CL Werner’s Castle of Blood, his first full Warhammer Horror novel, is a dark and often disturbing Age of Sigmar murder mystery packed full of despicable characters, ingeniously lethal traps and a hideous daemonic threat. In the town of Ravensbach, eight families receive invitations to join the Count von Koeterberg for dinner at the ominous iron castle of Mhurghast, each wondering why they have been invited. Once gathered together, the bitter old Count reveals his motivation, setting loose an ancient daemon whose terrifying presence turns the families against each other and even themselves in the name of long-desired revenge.
It all starts a little slowly and strangely, essentially revealing the Count’s method of revenge straight away before starting to introduce the families and their parent-child (or husband-wife in one case) dynamics. Once the action moves to the sinister halls of Mhurghast, however, and Werner’s descriptive prose gives way a little to dialogue as the characters bounce off each other, it becomes clear that the mystery isn’t going to be so much about what’s happening or even why but how the characters will react, and what the Count’s grim revelations will do to them. To say much about the characters risks spoilers, but suffice to say three of the families provide the main point of view characters. Even as we learn about more of the families, their dynamics and what they did to incur the Count’s wrath, they start falling one by one in a ‘dwindling party’ sort of pass-the-parcel murder mystery horror.
Any good murder mystery needs a reason for the characters to be trapped together, which Werner cleverly justifies through both the Count’s devious malice and a series of deadly traps which have greater significance to the characters than they appear at first glance. Thus constrained, Werner takes great delight in digging into the dynamics between the characters as the pressure mounts, the body count rises and the likelihood of survival rapidly dwindles. Strip away the blood and the threat of daemonic possession and it becomes a story about grudges, ambition, the lengths people will go to survive and the strength – or otherwise – of bonds between parents and children. As you might expect, these don’t necessarily turn out to be exemplars of familial strength.

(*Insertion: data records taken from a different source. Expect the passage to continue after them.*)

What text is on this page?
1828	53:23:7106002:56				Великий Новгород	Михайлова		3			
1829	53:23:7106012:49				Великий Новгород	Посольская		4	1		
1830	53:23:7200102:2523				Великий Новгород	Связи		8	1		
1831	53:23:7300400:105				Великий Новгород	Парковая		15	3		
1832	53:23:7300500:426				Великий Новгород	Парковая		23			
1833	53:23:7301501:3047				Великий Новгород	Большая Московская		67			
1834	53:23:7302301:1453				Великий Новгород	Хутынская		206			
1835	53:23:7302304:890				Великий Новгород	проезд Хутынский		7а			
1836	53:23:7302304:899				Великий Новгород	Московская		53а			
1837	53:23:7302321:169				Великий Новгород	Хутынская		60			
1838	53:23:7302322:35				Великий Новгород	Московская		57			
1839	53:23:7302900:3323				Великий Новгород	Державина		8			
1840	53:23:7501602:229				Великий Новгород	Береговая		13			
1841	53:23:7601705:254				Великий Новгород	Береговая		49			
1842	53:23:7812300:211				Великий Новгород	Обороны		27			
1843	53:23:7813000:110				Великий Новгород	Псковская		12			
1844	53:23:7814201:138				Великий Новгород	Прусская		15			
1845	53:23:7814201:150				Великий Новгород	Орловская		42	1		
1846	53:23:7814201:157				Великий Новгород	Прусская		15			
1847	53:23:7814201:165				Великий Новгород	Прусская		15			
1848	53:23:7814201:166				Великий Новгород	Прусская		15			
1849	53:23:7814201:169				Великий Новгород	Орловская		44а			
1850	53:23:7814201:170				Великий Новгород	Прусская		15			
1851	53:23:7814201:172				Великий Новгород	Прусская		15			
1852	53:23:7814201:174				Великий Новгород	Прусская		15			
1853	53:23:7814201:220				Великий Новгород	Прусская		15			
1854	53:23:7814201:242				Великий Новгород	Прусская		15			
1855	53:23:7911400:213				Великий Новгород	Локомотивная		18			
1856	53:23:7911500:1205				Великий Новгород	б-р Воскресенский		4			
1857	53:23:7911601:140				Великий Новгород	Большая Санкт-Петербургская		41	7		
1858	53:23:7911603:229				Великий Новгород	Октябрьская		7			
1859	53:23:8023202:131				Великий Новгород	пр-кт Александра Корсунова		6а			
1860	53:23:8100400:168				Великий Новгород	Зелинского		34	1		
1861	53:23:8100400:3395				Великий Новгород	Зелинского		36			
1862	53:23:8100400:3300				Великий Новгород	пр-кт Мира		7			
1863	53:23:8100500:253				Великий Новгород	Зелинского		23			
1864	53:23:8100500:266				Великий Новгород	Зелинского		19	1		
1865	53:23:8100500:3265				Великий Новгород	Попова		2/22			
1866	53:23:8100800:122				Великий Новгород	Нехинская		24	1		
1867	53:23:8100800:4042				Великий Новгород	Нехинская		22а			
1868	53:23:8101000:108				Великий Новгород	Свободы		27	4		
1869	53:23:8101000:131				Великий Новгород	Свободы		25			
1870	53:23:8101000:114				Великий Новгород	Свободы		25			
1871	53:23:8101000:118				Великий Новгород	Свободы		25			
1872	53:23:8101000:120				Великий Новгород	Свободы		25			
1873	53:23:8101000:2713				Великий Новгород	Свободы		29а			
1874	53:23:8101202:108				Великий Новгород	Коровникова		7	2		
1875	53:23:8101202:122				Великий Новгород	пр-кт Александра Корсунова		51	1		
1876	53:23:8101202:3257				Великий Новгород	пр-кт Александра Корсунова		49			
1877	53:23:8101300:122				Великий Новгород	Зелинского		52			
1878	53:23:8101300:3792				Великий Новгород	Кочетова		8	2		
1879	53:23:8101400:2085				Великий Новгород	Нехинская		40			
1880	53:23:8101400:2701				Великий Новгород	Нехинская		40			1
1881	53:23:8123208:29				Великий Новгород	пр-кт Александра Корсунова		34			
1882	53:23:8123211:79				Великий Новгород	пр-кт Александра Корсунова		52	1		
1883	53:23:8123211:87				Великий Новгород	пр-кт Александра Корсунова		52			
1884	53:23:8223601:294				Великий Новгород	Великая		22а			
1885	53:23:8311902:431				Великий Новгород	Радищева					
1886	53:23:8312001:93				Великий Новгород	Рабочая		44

This is horror which isn’t exactly scary, but more disturbing. There’s blood and gore aplenty, albeit never to an obscene level, with the emphasis more on tension, desperation and a fair number of pretty unpleasant choices being made as characters are forced to decide between survival (temporarily, at least) for themselves or for others. It’s clearly a Warhammer story, not just because of featuring aelves and duardin but due to the tone and feel of the characters and locations, but it’s the sort of story which could just as easily be set in a dark corner of the Empire as the Realm of Chamon – Age of Sigmar elements like Stormcast and the different realms are hinted at as a backdrop, but it’s much more tightly focused on these particular characters and just feels fundamentally Warhammer. If you enjoy a bleak, bloody tale of vengeance, desperation and futile heroism then chances are you’ll find plenty to enjoy here.